A mediados del pasado diciembre empezaron en Sudán del Sur los enfrentamientos entre seguidores de Kiir y del expresidente Riek Machar, quien fuera depuesto medio año antes, un conflicto que empezó siendo político, pero que rápidamente degeneró en un odio interétnico.

Kiir pertenece a la etnia dinka y Machar a la nuer, comunidades que se han atacado mutuamente en los últimos meses y ha protagonizado -como víctimas o verdugos- varias masacres.

Pillay dijo hoy que, como antigua presidenta del Tribunal Internacional Penal para Ruanda, reconoce en los actos perpetrados en Sudán del Sur los antecedentes de un genocidio.

«El odio a través de medios de comunicación (la radio, especialmente), incluso con llamamientos a violar a mujeres de un grupo étnico específico, los ataques contra civiles en hospitales, iglesias y mezquitas, y contra gente que se alberga en recintos de la ONU… todo en función de la pertenencia étnica de la víctima», explicó la alta comisionada.

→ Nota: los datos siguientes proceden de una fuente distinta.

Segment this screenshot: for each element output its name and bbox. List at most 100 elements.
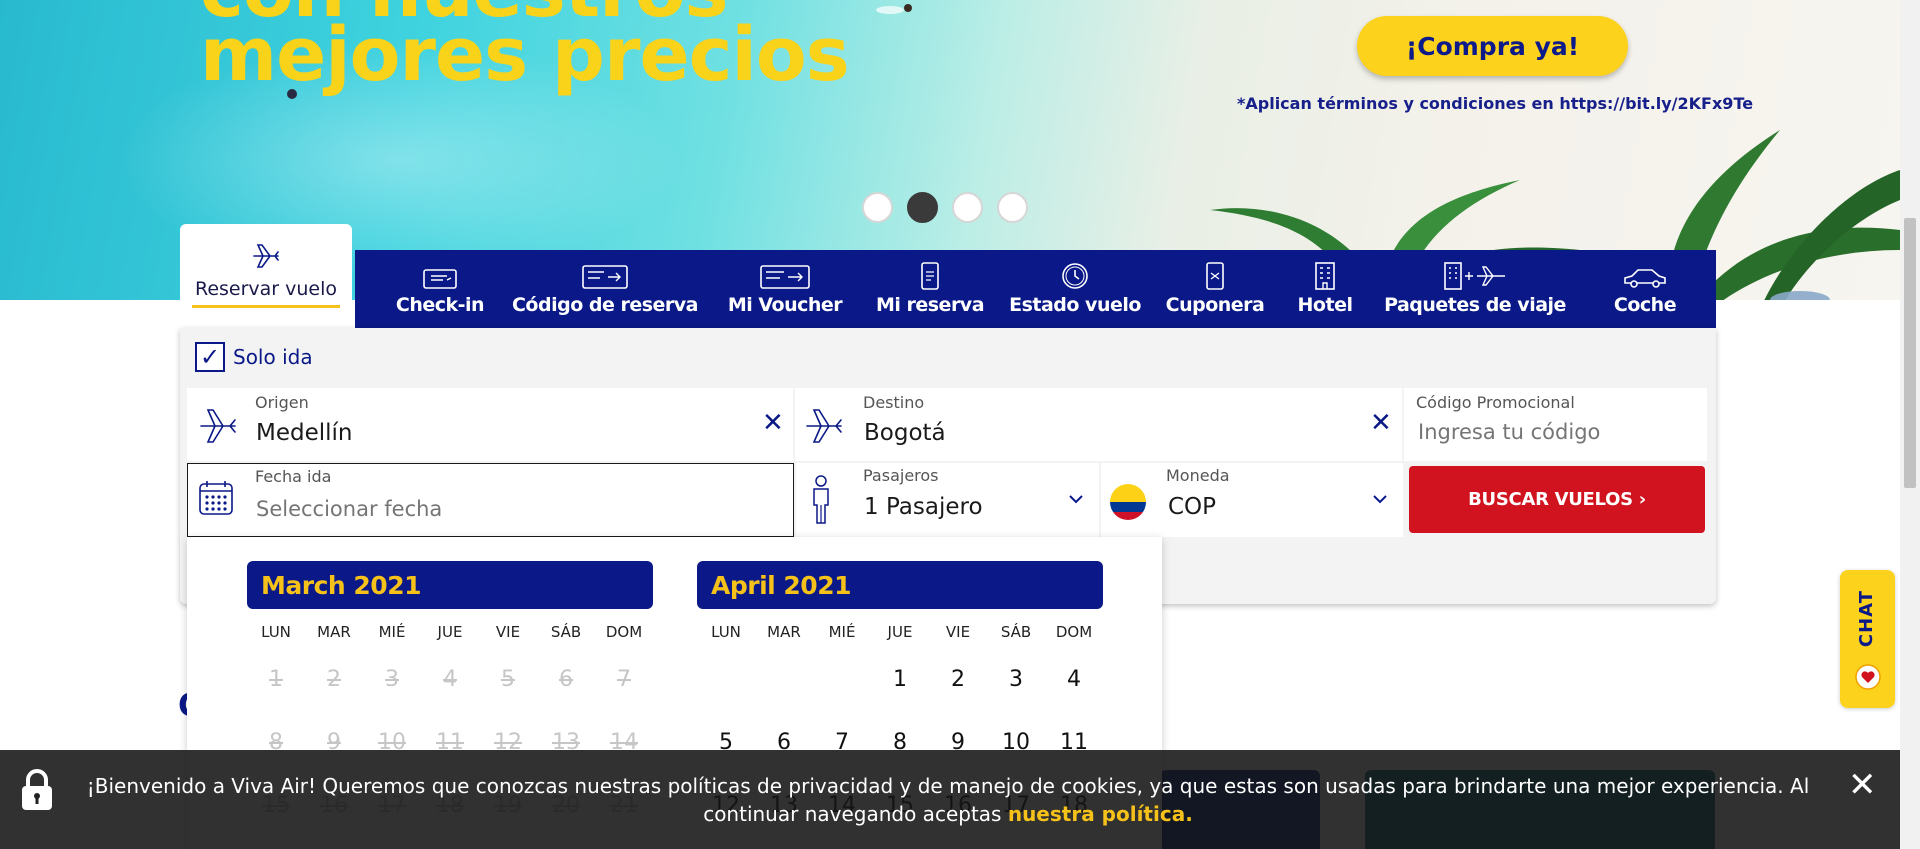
weekday-row: LUN MAR MIÉ JUE VIE SÁB DOM xyxy=(697,623,1103,641)
calendar-day: 3 xyxy=(385,667,399,692)
phone-booking-icon xyxy=(921,262,939,290)
carousel-dot-1[interactable] xyxy=(862,192,893,223)
promo-code-field[interactable]: Código Promocional xyxy=(1404,388,1707,461)
calendar-icon xyxy=(199,481,233,515)
person-icon xyxy=(813,475,829,524)
one-way-checkbox[interactable]: ✓ xyxy=(195,342,225,372)
one-way-label: Solo ida xyxy=(233,345,313,369)
voucher-icon xyxy=(760,265,810,289)
tab-estado-vuelo-label: Estado vuelo xyxy=(1009,294,1141,316)
weekday-label: SÁB xyxy=(1000,623,1032,641)
tab-paquetes-viaje-label: Paquetes de viaje xyxy=(1384,294,1566,316)
tab-mi-voucher[interactable]: Mi Voucher xyxy=(715,250,855,328)
weekday-label: JUE xyxy=(887,623,913,641)
carousel-dot-4[interactable] xyxy=(997,192,1028,223)
calendar-day: 7 xyxy=(617,667,631,692)
calendar-day[interactable]: 1 xyxy=(871,653,929,716)
destination-field[interactable]: Destino Bogotá ✕ xyxy=(795,388,1402,461)
colombia-flag-icon xyxy=(1110,484,1146,520)
origin-label: Origen xyxy=(255,393,309,412)
month-title: March 2021 xyxy=(247,561,653,609)
weekday-label: MAR xyxy=(317,623,351,641)
cookie-message: ¡Bienvenido a Viva Air! Queremos que con… xyxy=(86,774,1810,826)
destination-clear-icon[interactable]: ✕ xyxy=(1370,410,1392,436)
destination-value: Bogotá xyxy=(864,420,946,446)
tab-coche-label: Coche xyxy=(1613,294,1677,316)
weekday-label: SÁB xyxy=(550,623,582,641)
chevron-down-icon[interactable] xyxy=(1372,493,1388,505)
destination-label: Destino xyxy=(863,393,925,412)
swimmer-icon xyxy=(876,4,912,14)
carousel-dot-3[interactable] xyxy=(952,192,983,223)
airplane-icon xyxy=(253,244,279,268)
weekday-label: MIÉ xyxy=(828,623,856,641)
calendar-day[interactable]: 3 xyxy=(987,653,1045,716)
car-icon xyxy=(1624,269,1666,288)
promo-code-label: Código Promocional xyxy=(1416,393,1575,412)
departure-date-input[interactable] xyxy=(256,497,756,521)
active-tab-underline xyxy=(192,305,340,308)
chat-heart-icon xyxy=(1855,664,1881,690)
month-title: April 2021 xyxy=(697,561,1103,609)
tab-bar: Check-in Código de reserva Mi Voucher Mi… xyxy=(355,250,1716,328)
currency-value: COP xyxy=(1168,494,1217,520)
weekday-label: VIE xyxy=(495,623,521,641)
tab-cuponera[interactable]: Cuponera xyxy=(1155,250,1275,328)
boarding-pass-icon xyxy=(423,269,457,289)
tab-check-in-label: Check-in xyxy=(395,294,485,316)
clock-icon xyxy=(1062,263,1088,289)
passengers-field[interactable]: Pasajeros 1 Pasajero xyxy=(796,463,1099,537)
calendar-day: 6 xyxy=(559,667,573,692)
weekday-label: LUN xyxy=(261,623,291,641)
tab-cuponera-label: Cuponera xyxy=(1165,294,1265,316)
cookie-close-icon[interactable]: ✕ xyxy=(1848,768,1877,802)
search-flights-button[interactable]: BUSCAR VUELOS › xyxy=(1409,466,1705,533)
hero-headline-line2: mejores precios xyxy=(200,12,850,98)
calendar-blank-cell xyxy=(697,653,755,716)
chevron-down-icon[interactable] xyxy=(1068,493,1084,505)
passengers-label: Pasajeros xyxy=(863,466,939,485)
origin-field[interactable]: Origen Medellín ✕ xyxy=(187,388,793,461)
currency-label: Moneda xyxy=(1166,466,1230,485)
one-way-toggle[interactable]: ✓ Solo ida xyxy=(195,342,313,372)
carousel-dots xyxy=(862,192,1028,223)
tab-mi-voucher-label: Mi Voucher xyxy=(727,294,843,316)
tab-mi-reserva-label: Mi reserva xyxy=(875,294,985,316)
calendar-day: 1 xyxy=(269,667,283,692)
cookie-banner: ¡Bienvenido a Viva Air! Queremos que con… xyxy=(0,750,1900,849)
tab-check-in[interactable]: Check-in xyxy=(380,250,500,328)
scrollbar-thumb[interactable] xyxy=(1904,218,1916,488)
promo-code-input[interactable] xyxy=(1418,420,1688,444)
currency-field[interactable]: Moneda COP xyxy=(1101,463,1403,537)
airplane-icon xyxy=(806,409,842,443)
tab-coche[interactable]: Coche xyxy=(1595,250,1695,328)
tab-hotel[interactable]: Hotel xyxy=(1285,250,1365,328)
tab-mi-reserva[interactable]: Mi reserva xyxy=(870,250,990,328)
lock-icon xyxy=(22,769,52,810)
tab-codigo-reserva[interactable]: Código de reserva xyxy=(505,250,705,328)
chat-button[interactable]: CHAT xyxy=(1840,570,1895,708)
buy-now-button[interactable]: ¡Compra ya! xyxy=(1357,16,1628,76)
tab-paquetes-viaje[interactable]: Paquetes de viaje xyxy=(1384,250,1566,328)
privacy-policy-link[interactable]: nuestra política. xyxy=(1008,802,1193,826)
tab-codigo-reserva-label: Código de reserva xyxy=(511,294,699,316)
weekday-label: VIE xyxy=(945,623,971,641)
weekday-row: LUN MAR MIÉ JUE VIE SÁB DOM xyxy=(247,623,653,641)
calendar-blank-cell xyxy=(813,653,871,716)
weekday-label: DOM xyxy=(1055,623,1093,641)
departure-date-field[interactable]: Fecha ida xyxy=(187,463,794,537)
departure-date-label: Fecha ida xyxy=(255,467,332,486)
calendar-blank-cell xyxy=(755,653,813,716)
weekday-label: MAR xyxy=(767,623,801,641)
weekday-label: MIÉ xyxy=(378,623,406,641)
tab-reservar-vuelo[interactable]: Reservar vuelo xyxy=(180,224,352,330)
coupon-phone-icon xyxy=(1206,262,1224,290)
calendar-day[interactable]: 4 xyxy=(1045,653,1103,716)
calendar-day: 2 xyxy=(327,667,341,692)
chat-label: CHAT xyxy=(1856,590,1877,648)
calendar-day: 5 xyxy=(501,667,515,692)
tab-estado-vuelo[interactable]: Estado vuelo xyxy=(1009,250,1141,328)
origin-clear-icon[interactable]: ✕ xyxy=(762,410,784,436)
calendar-day[interactable]: 2 xyxy=(929,653,987,716)
carousel-dot-2[interactable] xyxy=(907,192,938,223)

Esta declaración coincide con el encuentro que mantendrán hoy el presidente Kiir y el dirigente rebelde Machar en Adis Abeba (Etiopía) para intentar buscar soluciones al conflicto.

A ambos Pillay les pidió tomar «medidas concretas e inmediatas para parar el conflicto y detener los asesinatos, antes de que el fuego que han encendido haga que el país entero esté en llamas».

La alta comisionada recordó que el informe sobre las violaciones de los derechos humanos en Sudán del Sur, elaborado y presentado ayer por la misión de la ONU en este país, ilustra bien lo rápido que «una batallapolítica permitida y hasta alentada dentro del partido gobernante se metamorfoseo en un conflicto étnico letal».